Idea: add a timestamp to each rule upon creation

This GitHub issue (specific to German):

gave me an idea.

Rules have a tendency to become outdated over the years, so we might end up suggesting exactly the wrong thing in a few cases someday. After every spelling reform, we should be able to go through the rules and modify the outdated ones.

The rule element in XML could look like this in the future: <rule id="x" name="y" timestamp="z">. The timestamp attribute should be mandatory. The existing rules could get the timestamp 12-31-2018, for example.

This might help with identifying outdated rules.

@Jan_Schreiber Das die Regeln in der ID einen Zeitstempeln halte ich für sehr sinnvoll, denn damit lässt sich auch sehr leicht feststellen, zu welcher Reform sie erstellt wurden.

Zudem würde ich noch empfehlen, dass die Regeln noch einen Zeitstempel für die letzte Bearbeitung kriegt, wenn das möglich ist.

Grüße Dallun511

@Jan_Schreiber, I like your idea.

I wonder whether it is possible to automate the time stamp so that the rule writer/editor does not need to do anything.

In addition, I would like much better project management for the rules that we create. Who wrote the rule? What are the changes to the rule over time?

Some version management would be okay, but may be hard to do, since there is a strong interaction between code, dictionaries and rules.

But it could be a lot of overhead too.
One could simply start by agreeing on doing part of this. But if all code is local and editable, there is no way to enforce it.

Possibly not. We should not force users to change their rules. We could have check in testrules as an alternative to a mandatory timestamp.

This looks like a good idea. During daily regression tests chain, rule ID list logs can be ‘diffed’ against the former day. This will show if any rule was added or removed. This can be added to a separate file that shows this cumulative log with dates and rules per language per day.

Can’t (should?) this information be obtained from git history?
Sometimes rule was created long time ago but it’s been adjusted often. Making editor to remember adjusting timestamp attribute is hard, while git can give information on exactly which lines changed when (and by whom).

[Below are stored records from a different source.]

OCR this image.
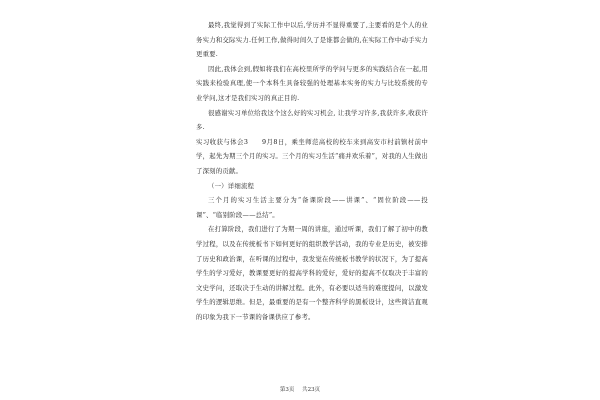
最终,我觉得到了实际工作中以后,学历并不显得重要了,主要看的是个人的业务实力和交际实力.任何工作,做得时间久了是谁都会做的,在实际工作中动手实力更重要.

因此,我体会到,假如将我们在高校里所学的学问与更多的实践结合在一起,用实践来检验真理,使一个本科生具备较强的处理基本实务的实力与比较系统的专业学问,这才是我们实习的真正目的.

很感谢实习单位给我这个这么好的实习机会, 让我学习许多,我获许多,收获许多.

实习收获与体会3　　9月8日，乘坐师范高校的校车来到高安市村前镇村前中学，起先为期三个月的实习。三个月的实习生活“痛并欢乐着”，对我的人生做出了深刻的贡献。

（一）详细流程

三个月的实习生活主要分为“备课阶段——讲课”、“固位阶段——投课”、“临别阶段——总结”。

在打算阶段，我们进行了为期一周的讲座，通过听课，我们了解了初中的教学过程，以及在传统板书下如何更好的组织教学活动，我的专业是历史，被安排了历史和政治课，在听课的过程中，我发觉在传统板书教学的状况下，为了提高学生的学习爱好，教课要更好的提高学科的爱好，爱好的提高不仅取决于丰富的文史学问，还取决于生动的讲解过程。此外，有必要以适当的难度提问，以激发学生的逻辑思维。但是，最重要的是有一个整齐科学的黑板设计，这些简洁直观的印象为我下一节课的备课供应了参考。

第3页 共23页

We now have some external person to work on something related: a script that detects changes in rule matching. It’s basically like the nightly diff, but it can clearly detect whether a rule match is new, has been removed, or has been modified (whereas the diff script often gets confused by bigger changes in the output).

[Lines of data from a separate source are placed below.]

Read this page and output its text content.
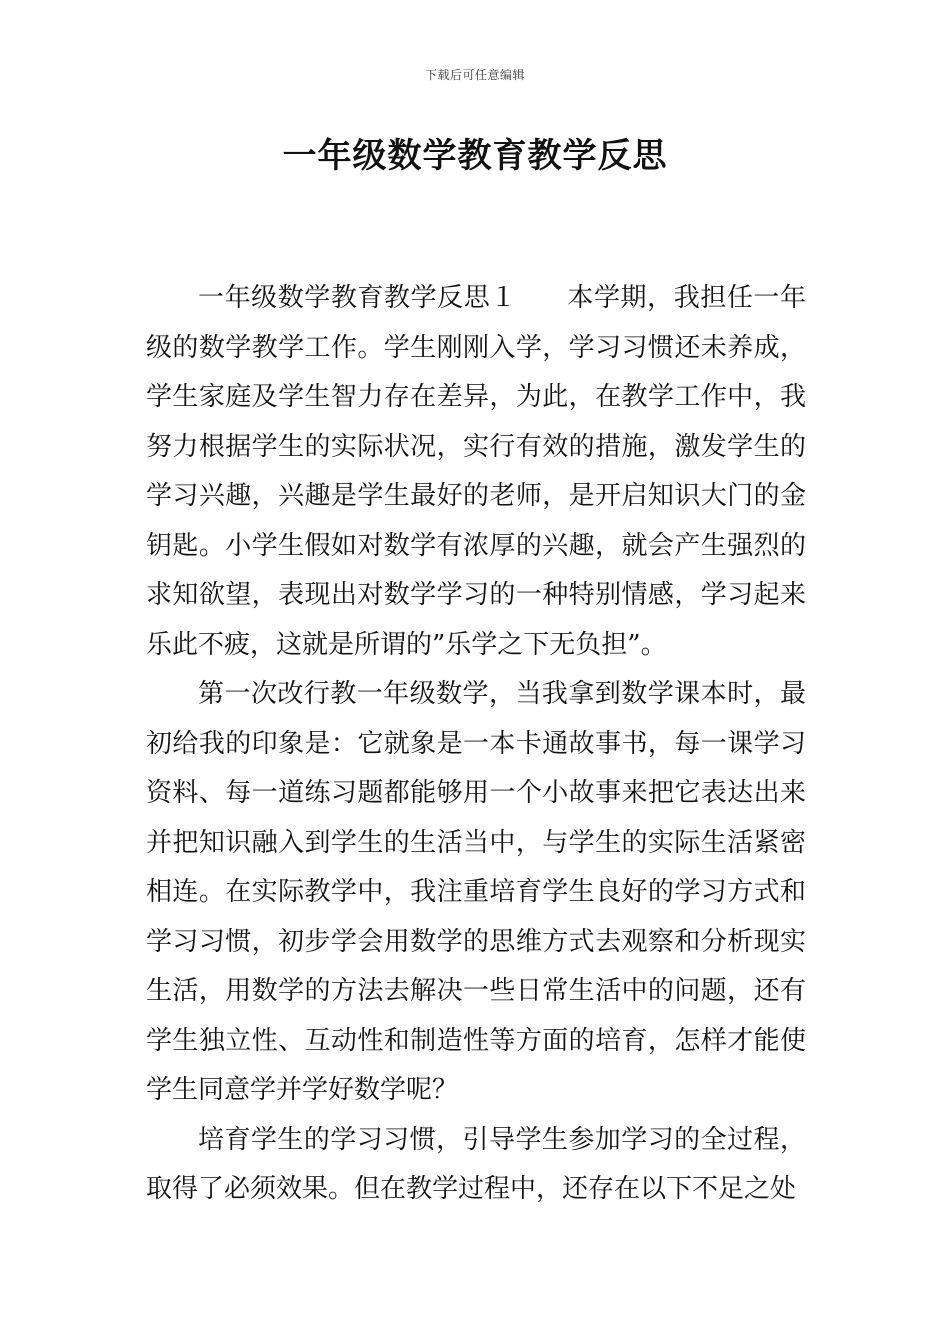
下载后可任意编辑
一年级数学教育教学反思

一年级数学教育教学反思１ 本学期，我担任一年级的数学教学工作。学生刚刚入学，学习习惯还未养成，学生家庭及学生智力存在差异，为此，在教学工作中，我努力根据学生的实际状况，实行有效的措施，激发学生的学习兴趣，兴趣是学生最好的老师，是开启知识大门的金钥匙。小学生假如对数学有浓厚的兴趣，就会产生强烈的求知欲望，表现出对数学学习的一种特别情感，学习起来乐此不疲，这就是所谓的”乐学之下无负担”。

第一次改行教一年级数学，当我拿到数学课本时，最初给我的印象是：它就象是一本卡通故事书，每一课学习资料、每一道练习题都能够用一个小故事来把它表达出来并把知识融入到学生的生活当中，与学生的实际生活紧密相连。在实际教学中，我注重培育学生良好的学习方式和学习习惯，初步学会用数学的思维方式去观察和分析现实生活，用数学的方法去解决一些日常生活中的问题，还有学生独立性、互动性和制造性等方面的培育，怎样才能使学生同意学并学好数学呢？

培育学生的学习习惯，引导学生参加学习的全过程，取得了必须效果。但在教学过程中，还存在以下不足之处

It can. Maybe it is just me, but I am unable (unwilling) to find when someone created or changed a specific rule when a file has hundreds or thousands of commits, since I would have to review all the [xx] rule added/improved commits (and all other commits with unrelated/inappropriate descriptions). This would be easy if there were git enforceable rules for commit naming, but I am unaware of such thing.

Great!

Just an idea (i.e. I don’t have plans to work on this): git is very fast, so one should be able to write a script that walks backwards in time through all commits of a grammar.xml, extract one specific rule (by id), formats it as normalized XML (use same indentation every time) and then print all the versions of that rule. The script can stop once it doesn’t find the rule anymore. It would work on rule ids, so this won’t work if a rule id gets changed.

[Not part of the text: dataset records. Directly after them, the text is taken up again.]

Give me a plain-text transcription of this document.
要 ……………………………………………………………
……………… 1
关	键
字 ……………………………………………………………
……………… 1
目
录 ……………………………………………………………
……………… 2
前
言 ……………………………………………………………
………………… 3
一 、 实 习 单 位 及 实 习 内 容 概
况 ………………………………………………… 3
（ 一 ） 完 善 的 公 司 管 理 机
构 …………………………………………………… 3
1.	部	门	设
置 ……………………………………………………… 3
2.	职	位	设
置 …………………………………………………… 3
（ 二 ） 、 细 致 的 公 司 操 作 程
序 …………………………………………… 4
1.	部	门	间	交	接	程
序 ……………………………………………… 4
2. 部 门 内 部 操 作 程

Regarding the indentation, there is already a standardized rule and enforcement script on Portuguese and Galician. I would like to see such standardisation project wide. Much easier to port rules to other languages without indentation complains.
The main issue I see with that idea, would be to keep the comments intact, although, if the script only checks rule IDs, it would not need to mess with them. Looking forward to see it.

I agree this makes sense. Where is that script and how is it enforced? A proper solution would be to enforce it on commit.

There are git blame and git bisect commands, those could be useful

Just run it on the grammar/disambiguation file you want. I prefered double spaces to tabs for level indentation. If you like the solution project wide, it can be added to the script you use when readying a new LT version. This corrects the entire file.

They are useful, but they are not exactly that and its usage is not nearly as convenient or easy to audit.